008

47.6K 649 1
                                    

Aku bangun cukup pagi hari ini. Entah mengapa perasaan gembira setelah menghabiskan waktu bersama Adhara membuatku lebih bersemangat untuk menjalani hari.

Sebelum turun, ku sempatkan memasuki kamar Adhara. Kini ku tau, gadis itu punya kebiasaan tidak mengunci kamarnya ketika tidur, bahkan menutup kaca balkon pun tidak. Terlalu santai pikirku.

Melihat gadis ku itu sedang tertidur pulas, aku tak berniat mengganggu. Aku mengerti kelelahannya kemarin. Tidak cukup dengan menghabiskan banyak waktu diluar dengan melakukan aktifitas yang panjang, setelah di rumah ia bahkan harus dimarahi oleh mama karena masalah itu.

Kasihan sekali.

Meski dalam keadaan tidur sekalipun, kemolekan wajah Adhara tak luntur sedikitpun. Senyum samar yang ia tampilkan dalam tidurnya, semakin meyakinkanku bahwa ia benar-benar adalah bidadari yang datang kedalam hidupku.

Aku mengecup puncak kepalanya, sembari menyingkirkan rambut-rambut halus yang menutupi area wajahnya. Melihat bagaimana bulu mata lentik nya itu terpejam benar-benar pemandangan yang sangat indah bagiku.

Setelah puas memandangi keindahan surga dunia itu, aku pun keluar dari kamarnya. Menuruni tangga menuju tempat dimana papa berada. Dapat kulihat papa sedang menyeruput kopi di teras dengan ditemani oleh istri tercintanya, mama.

Aku sudah berjanji pada papa untuk pergi ke kantornya hari ini. Berhubung ini hari Minggu, tidak ada orang disana, maka dengan itu kami bisa mengecek keadaan sekitar dengan leluasa.

"Ayo pa," ucapku setelah bergabung bersama kedua orang tuaku.

"Oh iya, ayo." Papa segera meletakkan kopinya, bersiap untuk pamitan pada mama.

"Loh, Ian gak sarapan dulu?" Tanya mama, raut wajahnya terlihat penuh kasih sayang.

"Enggak ma, nanti aja. gampang itu," jawabku yang kemudian berpamitan juga padanya, lalu kucium punggung tangannya yang kuning L
langsat.

"Ian, Adhara gak diajak? Dulu dia paling seneng itu kalo ikut ke kantor," ujar papa padaku.

"Udah Ian bangunin pa, tapi Adhara gak bangun-bangun. Mungkin dia kecapean."

"Ya sudah kalau begitu. Kami berangkat dulu ya ma." Papa mencium kening mama diakhir kalimatnya. Sungguh pasangan yang harmonis, kan?

"Iyaa.
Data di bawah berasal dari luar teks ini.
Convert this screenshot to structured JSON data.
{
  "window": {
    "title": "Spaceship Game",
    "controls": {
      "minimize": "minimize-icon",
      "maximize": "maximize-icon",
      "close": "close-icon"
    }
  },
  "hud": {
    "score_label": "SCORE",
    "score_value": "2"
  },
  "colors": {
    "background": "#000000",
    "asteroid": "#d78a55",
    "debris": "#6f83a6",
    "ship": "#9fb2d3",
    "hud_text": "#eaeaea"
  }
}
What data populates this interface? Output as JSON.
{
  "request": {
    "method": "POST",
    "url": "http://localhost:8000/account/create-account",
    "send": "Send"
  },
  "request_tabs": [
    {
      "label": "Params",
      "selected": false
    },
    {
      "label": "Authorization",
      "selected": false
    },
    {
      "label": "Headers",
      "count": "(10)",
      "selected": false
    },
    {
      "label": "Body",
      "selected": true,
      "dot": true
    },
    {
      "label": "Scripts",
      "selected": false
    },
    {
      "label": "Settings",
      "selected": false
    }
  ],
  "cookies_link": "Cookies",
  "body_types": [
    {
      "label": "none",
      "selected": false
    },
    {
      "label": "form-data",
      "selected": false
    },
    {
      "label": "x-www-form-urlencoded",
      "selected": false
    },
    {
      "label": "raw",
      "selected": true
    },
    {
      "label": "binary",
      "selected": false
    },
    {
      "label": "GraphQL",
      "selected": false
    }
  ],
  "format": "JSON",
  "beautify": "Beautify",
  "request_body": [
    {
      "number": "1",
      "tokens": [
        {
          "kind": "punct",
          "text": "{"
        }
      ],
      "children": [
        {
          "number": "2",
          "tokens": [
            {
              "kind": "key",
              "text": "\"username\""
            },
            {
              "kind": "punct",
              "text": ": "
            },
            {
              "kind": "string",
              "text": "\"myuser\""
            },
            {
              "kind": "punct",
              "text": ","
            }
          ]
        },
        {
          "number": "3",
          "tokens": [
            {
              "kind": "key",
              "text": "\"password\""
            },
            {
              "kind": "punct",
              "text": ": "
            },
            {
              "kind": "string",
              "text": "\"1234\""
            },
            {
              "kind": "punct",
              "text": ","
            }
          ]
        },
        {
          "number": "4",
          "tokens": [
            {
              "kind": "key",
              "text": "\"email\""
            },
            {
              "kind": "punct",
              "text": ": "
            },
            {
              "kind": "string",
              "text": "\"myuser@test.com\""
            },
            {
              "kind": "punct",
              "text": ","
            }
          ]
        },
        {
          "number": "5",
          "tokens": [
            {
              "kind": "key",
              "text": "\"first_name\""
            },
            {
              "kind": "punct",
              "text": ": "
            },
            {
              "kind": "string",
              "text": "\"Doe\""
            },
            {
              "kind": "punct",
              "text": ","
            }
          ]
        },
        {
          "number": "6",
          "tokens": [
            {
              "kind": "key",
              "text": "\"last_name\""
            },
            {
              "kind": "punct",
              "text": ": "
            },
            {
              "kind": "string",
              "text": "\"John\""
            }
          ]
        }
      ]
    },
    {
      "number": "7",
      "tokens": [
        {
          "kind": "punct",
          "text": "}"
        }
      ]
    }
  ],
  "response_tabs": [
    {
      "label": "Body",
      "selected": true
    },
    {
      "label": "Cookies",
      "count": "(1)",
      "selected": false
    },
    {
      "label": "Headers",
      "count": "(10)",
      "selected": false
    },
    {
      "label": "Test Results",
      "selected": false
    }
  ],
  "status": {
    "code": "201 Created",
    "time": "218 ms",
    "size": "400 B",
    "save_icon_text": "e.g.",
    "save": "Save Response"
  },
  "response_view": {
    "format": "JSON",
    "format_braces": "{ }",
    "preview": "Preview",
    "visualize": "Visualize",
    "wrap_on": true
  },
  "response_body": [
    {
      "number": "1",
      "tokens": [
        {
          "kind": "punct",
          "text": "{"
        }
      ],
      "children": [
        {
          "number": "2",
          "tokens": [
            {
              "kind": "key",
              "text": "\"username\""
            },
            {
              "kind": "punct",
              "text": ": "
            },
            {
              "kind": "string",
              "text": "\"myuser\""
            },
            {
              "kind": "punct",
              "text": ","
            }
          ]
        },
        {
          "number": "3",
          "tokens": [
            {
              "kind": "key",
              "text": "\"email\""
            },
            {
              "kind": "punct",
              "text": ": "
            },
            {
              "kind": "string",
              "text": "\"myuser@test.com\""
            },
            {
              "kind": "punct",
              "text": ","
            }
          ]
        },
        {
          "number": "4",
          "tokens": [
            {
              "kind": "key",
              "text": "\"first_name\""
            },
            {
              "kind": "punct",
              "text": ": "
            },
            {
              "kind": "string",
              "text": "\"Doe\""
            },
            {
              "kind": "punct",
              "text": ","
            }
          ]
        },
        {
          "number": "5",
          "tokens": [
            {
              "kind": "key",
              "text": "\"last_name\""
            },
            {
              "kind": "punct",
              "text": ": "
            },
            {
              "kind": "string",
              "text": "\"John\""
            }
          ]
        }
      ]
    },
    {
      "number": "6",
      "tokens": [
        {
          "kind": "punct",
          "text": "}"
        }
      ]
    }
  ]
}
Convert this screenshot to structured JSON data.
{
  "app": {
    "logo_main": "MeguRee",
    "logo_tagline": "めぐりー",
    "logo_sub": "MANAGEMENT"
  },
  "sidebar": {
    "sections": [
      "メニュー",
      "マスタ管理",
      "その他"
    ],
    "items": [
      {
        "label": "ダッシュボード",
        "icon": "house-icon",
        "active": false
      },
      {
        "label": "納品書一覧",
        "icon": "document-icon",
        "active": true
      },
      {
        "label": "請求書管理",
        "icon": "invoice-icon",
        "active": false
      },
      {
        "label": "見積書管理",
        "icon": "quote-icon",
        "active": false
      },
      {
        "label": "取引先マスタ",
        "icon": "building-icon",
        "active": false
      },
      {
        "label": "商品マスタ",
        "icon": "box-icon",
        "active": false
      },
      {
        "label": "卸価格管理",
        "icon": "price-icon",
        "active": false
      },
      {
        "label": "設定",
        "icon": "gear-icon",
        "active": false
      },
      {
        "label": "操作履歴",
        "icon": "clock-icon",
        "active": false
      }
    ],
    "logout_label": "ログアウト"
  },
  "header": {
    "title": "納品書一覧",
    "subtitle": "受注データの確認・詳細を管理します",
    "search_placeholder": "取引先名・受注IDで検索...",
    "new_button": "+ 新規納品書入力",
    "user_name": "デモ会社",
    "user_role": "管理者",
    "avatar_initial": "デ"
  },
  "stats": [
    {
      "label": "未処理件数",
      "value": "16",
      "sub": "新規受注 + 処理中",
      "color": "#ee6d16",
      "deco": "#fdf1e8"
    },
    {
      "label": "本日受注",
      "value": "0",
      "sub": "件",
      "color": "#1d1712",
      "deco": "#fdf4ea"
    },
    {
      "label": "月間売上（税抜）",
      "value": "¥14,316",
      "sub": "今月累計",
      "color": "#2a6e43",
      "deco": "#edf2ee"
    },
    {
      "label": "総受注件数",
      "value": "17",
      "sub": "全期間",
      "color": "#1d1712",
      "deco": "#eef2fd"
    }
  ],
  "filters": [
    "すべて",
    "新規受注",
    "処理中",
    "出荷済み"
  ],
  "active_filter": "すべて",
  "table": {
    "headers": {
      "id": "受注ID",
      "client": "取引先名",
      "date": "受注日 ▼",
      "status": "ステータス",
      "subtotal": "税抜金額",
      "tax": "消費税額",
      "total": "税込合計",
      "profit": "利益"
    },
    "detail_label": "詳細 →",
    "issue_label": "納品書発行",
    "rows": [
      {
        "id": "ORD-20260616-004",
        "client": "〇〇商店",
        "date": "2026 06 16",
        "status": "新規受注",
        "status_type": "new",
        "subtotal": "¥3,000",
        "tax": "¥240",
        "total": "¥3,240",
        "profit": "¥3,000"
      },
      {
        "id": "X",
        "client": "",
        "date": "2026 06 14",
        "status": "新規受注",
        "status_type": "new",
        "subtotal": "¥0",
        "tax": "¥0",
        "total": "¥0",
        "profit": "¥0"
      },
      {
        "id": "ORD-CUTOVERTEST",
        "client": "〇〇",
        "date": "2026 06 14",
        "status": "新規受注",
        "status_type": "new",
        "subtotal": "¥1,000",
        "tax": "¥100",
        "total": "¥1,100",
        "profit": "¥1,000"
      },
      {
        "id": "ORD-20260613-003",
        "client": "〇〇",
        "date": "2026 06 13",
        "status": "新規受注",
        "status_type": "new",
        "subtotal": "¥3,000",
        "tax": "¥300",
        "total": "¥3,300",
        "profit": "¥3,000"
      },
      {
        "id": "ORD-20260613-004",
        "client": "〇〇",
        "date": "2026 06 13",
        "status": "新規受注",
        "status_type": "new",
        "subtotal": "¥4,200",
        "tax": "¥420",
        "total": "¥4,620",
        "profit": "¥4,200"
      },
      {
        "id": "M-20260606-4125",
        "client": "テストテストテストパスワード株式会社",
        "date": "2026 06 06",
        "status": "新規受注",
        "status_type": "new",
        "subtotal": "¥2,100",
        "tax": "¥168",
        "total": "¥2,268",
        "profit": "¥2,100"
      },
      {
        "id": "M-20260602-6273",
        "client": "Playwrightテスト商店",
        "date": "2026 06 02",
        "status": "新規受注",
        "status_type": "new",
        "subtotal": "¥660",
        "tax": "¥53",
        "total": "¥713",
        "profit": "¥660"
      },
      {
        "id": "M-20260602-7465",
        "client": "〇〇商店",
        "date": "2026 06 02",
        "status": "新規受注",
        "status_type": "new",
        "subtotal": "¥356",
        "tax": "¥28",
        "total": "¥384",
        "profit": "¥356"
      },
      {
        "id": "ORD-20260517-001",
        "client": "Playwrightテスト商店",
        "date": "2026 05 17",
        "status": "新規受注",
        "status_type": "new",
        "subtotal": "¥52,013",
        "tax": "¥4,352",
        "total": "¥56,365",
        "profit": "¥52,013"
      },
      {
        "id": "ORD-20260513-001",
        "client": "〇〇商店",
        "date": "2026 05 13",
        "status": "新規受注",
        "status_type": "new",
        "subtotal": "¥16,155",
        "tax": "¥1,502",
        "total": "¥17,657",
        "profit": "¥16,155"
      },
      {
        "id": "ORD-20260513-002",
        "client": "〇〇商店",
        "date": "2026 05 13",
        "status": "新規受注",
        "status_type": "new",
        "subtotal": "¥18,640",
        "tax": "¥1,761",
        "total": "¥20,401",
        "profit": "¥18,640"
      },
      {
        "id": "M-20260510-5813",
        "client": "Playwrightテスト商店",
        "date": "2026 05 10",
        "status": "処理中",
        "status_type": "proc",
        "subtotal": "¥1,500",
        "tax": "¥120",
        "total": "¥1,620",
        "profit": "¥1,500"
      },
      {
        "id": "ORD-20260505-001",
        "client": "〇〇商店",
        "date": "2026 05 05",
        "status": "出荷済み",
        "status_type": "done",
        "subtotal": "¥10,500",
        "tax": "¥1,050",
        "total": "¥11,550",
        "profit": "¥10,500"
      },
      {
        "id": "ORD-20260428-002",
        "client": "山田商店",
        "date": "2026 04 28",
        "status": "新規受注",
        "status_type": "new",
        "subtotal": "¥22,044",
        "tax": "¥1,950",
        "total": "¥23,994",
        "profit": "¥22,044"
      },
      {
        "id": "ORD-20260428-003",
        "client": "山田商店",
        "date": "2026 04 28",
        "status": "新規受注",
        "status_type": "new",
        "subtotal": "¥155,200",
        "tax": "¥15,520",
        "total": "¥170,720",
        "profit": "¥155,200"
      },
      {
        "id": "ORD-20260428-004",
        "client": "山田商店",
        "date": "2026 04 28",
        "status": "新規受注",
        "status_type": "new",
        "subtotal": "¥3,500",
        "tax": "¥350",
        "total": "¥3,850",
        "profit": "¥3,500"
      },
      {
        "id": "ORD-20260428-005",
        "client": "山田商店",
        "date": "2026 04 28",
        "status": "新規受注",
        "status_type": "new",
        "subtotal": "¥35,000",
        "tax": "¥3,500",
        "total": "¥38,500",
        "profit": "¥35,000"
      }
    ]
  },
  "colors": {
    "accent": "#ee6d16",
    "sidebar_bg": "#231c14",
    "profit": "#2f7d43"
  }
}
Hati-hati ya pa, Ian." Aku dan papa mengangguk dan kemudian berlalu pergi, membawa mobil membelah jalanan menuju kantor dimana aku akan bekerja nantinya.

___________

"Udah yuk main airnya, kamu belum sarapan loh Dhar." Tegur mama padaku.

Setelah perbincangan kami berakhir, aku dan mama memutuskan untuk berenang. Sudah lama sekali rasanya aku tidak menghabiskan waktu berdua saja dengan mama seperti ini.

"Iya ma, bentar lagii."

Padahal aku sudah mandi, namun melihat mama yang bersemangat mengajakku untuk berenang, tentu saja aku tidak sanggup untuk menolaknya. Aku sangat menyayangi mamaku itu.

Setelah bersih-bersih dan berganti pakaian, mama menyajikan sarapan untukku.

Oh tidak!

Ini adalah makanan yang ku take away tadi malam. Setelah dilihat pada pagi hari begini, rasanya makanan-makanan itu tampak semakin banyak dari sebelumnya.

Aku menggaruk tengkukku yang tidak gatal, memasang tampang bersalah. "Maaf ma, hehe," ujarku cengengesan.

Mama hanya menggelengkan kepalanya. Tidak ingin memperpanjang masalah yang sudah berakhir itu.